Claude Ballif, dans son excellent essai (Berlioz, Solfèges), émet des doutes sur le mysticisme d’un compositeur plus porté à l’histrionisme qu’aux excès de foi : « Berlioz est l’exemple d’un musicien (profane) qui sait admirablement son métier, et malgré son indifférence religieuse (affirmée), il se sent attiré malgré lui à exercer ses dons pour illustrer un texte religieux et commenter son mystère ». De là à dire qu’il « médite symphoniquement », il n’y a qu’un pas que Colin Davis ne franchit point.

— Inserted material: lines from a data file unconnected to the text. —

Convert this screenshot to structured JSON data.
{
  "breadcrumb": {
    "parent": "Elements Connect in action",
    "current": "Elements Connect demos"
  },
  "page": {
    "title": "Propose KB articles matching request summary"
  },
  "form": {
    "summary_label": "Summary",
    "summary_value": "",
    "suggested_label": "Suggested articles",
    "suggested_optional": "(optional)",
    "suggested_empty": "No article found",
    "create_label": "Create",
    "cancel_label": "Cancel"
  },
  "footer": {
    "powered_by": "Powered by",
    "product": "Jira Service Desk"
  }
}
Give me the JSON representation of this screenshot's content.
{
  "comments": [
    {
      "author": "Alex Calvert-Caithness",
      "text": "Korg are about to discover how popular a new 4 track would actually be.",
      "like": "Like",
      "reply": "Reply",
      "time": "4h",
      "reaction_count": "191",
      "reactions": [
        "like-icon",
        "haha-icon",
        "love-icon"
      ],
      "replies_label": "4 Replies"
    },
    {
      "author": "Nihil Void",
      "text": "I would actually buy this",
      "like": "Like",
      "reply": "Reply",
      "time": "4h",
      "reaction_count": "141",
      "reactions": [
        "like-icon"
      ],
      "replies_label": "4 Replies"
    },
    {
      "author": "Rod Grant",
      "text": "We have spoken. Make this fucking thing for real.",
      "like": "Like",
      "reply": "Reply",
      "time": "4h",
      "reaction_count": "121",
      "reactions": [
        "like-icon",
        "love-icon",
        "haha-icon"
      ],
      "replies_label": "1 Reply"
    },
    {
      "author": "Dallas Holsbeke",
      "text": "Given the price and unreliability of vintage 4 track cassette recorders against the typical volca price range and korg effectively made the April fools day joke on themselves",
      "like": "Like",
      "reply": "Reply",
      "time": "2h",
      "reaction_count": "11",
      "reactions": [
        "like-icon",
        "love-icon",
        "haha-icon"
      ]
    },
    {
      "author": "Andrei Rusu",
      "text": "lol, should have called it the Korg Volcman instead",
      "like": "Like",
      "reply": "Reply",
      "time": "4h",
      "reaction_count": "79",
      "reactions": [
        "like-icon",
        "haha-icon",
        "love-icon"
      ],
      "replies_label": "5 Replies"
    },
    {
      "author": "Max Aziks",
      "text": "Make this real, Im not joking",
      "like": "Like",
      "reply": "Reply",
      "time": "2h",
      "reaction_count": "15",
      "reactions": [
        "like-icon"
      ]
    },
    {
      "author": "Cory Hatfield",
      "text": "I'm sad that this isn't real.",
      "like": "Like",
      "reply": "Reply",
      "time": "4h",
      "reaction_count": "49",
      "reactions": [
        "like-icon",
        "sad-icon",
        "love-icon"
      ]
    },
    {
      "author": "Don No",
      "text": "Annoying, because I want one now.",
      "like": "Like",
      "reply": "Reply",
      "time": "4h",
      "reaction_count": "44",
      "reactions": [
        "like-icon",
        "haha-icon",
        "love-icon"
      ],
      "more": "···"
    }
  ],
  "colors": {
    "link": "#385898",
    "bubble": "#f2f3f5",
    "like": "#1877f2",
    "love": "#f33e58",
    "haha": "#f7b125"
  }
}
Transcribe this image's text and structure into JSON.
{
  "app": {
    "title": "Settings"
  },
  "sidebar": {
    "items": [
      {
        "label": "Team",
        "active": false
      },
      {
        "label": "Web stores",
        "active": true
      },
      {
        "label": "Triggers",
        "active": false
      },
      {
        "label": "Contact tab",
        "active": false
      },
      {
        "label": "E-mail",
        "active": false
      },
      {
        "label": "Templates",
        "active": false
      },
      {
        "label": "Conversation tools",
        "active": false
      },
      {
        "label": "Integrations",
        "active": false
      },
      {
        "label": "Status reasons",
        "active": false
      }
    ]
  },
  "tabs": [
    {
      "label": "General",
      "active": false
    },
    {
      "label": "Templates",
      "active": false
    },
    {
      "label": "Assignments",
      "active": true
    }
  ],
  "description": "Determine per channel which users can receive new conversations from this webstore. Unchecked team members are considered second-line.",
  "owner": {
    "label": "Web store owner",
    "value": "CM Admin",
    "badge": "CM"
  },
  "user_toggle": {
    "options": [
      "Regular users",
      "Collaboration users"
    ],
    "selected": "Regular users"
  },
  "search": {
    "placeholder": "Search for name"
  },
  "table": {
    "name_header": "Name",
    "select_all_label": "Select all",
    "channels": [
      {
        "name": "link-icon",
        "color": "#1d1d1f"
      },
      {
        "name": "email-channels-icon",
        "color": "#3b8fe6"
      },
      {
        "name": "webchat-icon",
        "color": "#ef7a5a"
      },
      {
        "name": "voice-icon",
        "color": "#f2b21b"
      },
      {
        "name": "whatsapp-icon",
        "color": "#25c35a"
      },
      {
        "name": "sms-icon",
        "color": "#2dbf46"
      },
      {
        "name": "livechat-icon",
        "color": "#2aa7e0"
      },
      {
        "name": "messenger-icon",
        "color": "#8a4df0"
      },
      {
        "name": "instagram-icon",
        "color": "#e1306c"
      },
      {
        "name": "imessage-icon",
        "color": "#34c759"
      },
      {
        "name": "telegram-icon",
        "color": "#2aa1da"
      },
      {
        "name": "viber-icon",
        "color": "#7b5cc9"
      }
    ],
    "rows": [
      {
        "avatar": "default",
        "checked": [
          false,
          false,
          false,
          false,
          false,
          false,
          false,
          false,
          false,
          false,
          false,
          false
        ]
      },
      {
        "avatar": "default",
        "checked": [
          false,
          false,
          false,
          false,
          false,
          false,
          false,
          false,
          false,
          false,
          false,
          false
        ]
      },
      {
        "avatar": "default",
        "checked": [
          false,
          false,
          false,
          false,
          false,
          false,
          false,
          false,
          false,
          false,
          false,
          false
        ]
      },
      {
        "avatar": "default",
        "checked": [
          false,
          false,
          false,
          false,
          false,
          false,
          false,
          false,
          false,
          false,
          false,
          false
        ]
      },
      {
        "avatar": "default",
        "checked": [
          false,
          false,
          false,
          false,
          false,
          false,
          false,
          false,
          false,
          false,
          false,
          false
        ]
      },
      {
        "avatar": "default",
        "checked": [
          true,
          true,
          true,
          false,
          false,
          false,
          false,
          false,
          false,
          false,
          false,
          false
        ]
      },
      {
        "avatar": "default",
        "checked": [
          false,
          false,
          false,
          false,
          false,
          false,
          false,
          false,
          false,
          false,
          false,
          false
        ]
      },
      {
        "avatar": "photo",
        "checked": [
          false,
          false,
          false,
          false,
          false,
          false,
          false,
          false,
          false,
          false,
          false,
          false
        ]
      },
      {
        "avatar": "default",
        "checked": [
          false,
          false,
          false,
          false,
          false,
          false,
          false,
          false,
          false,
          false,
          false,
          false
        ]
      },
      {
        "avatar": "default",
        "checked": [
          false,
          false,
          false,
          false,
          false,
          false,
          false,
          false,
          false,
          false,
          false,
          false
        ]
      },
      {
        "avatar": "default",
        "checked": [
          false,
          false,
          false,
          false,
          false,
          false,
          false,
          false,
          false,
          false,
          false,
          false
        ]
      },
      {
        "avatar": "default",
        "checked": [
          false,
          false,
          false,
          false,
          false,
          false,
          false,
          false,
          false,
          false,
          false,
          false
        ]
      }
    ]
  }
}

En effet, sa vision est finalement, dès le Kyrie, d’un grand classicisme, elle ne craint pas les élans de démiurge – les groupes de cuivres de part et d’autre de l’orchestre créent un dialogue impressionnant de démesure dans le Tuba mirum et le Lacrymosa –, mais est animée par un souffle souvent méditatif – les Chœurs de Radio France appuyés par ceux de l’Académie Sainte-Cécile souffrent, prient avec une splendeur déchirante et bouleversante d’émotion contenue dans le Quaerens me, l’Hostias, et l’Agnus Dei.
Loin d’un romantisme déchaîné (celui de Munch ou de Bernstein) ou d’une transfiguration subjective (celle de Scherchen), le chef britannique, que l’on a connu souvent sur son quant-à -soi, libère dans le Requiem une énergie toujours domptée – la mise en valeur des plans sonores, la gradation des nuances des pianissimi les plus ténus aux fortissimi les plus éclatants. La battue, réduite à l’essentiel mais d’une efficacité redoutable, provoque une implosion par l’austérité de la démarche et la noblesse de ce qui dévient in fine un cérémonial funèbre.
L’Orchestre national, porté par cette conception si intense et si aboutie – on passera rapidement sur quelques décalages à la fin du Dies irae ou de l’Hostias inhérents aux conditions du concert –, répond à toutes les sollicitations avec un engagement de tous les instants – les pupitres de cordes dans l’Offertoire sont en lévitation. Le ténor belge Marc Laho (qui remplace Sébastien Guèze) triomphe quant à lui par la franchise de sa voix dans un Sanctus aérien et élégiaque.
« Toutes les grandes lectures sont une date dans l’existence » écrivait Lamartine dans ses Cours familiers de littérature. À l’évidence, celle que Sir Colin Davis a donné du Requiem de Berlioz a valeur d’évidence et constitue même un moment inoubliable de l’histoire de l’interprétation.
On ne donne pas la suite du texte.